Oh! happy souls for whom one and the same day was the term of ardent love and earthly life! Happier still, if to the same bourn ye fared! Ay, and even yet more happy, if love there be in the other world, and there, even as here, ye love! But happiest above all Simona, so far as we, whom she has left behind, may judge, in that Fortune brooked not that the witness of Stramba, Atticciato and Malagevole, carders, perchance, or yet viler fellows, should bear down her innocence, but found a more seemly issue, and, appointing her a like lot with her lover, gave her at once to clear herself from their foul accusation, and to follow whither the soul, that she so loved, of her Pasquino had preceded her!

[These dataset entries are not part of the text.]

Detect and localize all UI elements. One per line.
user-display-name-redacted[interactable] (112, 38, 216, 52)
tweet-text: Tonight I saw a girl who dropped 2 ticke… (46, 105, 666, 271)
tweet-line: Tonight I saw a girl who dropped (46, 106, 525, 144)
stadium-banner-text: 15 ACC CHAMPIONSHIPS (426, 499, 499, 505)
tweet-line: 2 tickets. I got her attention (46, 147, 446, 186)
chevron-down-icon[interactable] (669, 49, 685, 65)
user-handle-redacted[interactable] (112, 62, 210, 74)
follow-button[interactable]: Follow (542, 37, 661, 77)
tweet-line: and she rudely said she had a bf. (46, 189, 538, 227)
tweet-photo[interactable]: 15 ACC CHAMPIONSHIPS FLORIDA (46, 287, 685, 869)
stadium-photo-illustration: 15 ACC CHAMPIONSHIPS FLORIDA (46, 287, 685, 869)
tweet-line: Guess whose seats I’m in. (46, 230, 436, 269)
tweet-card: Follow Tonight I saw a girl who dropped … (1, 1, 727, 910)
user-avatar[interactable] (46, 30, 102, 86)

The judge, and all else that witnessed the event, remained long time in a sort of stupefaction, knowing not what to say of it; but at length recovering his wits, the judge said:—”’Twould seem that this sage is poisonous, which the sage is not used to be. Let it be cut down to the roots and burned, lest another suffer by it in like sort.” Which the gardener proceeding to do in the judge’s presence, no sooner had he brought the great bush down, than the cause of the deaths of the two lovers plainly appeared: for underneath it was a toad of prodigious dimensions, from whose venomous breath, as they conjectured, the whole of the bush had contracted a poisonous quality. Around which toad, none venturing to approach it, they set a stout ring-fence of faggots, and burned it together with the sage. So ended Master judge’s inquest on
the death of hapless Pasquino, who with his Simona, swollen as they were, were buried by Stramba, Atticciato, Guccio Imbratta, and Malagevole in the church of San Paolo, of which, as it so happened, they were parishioners.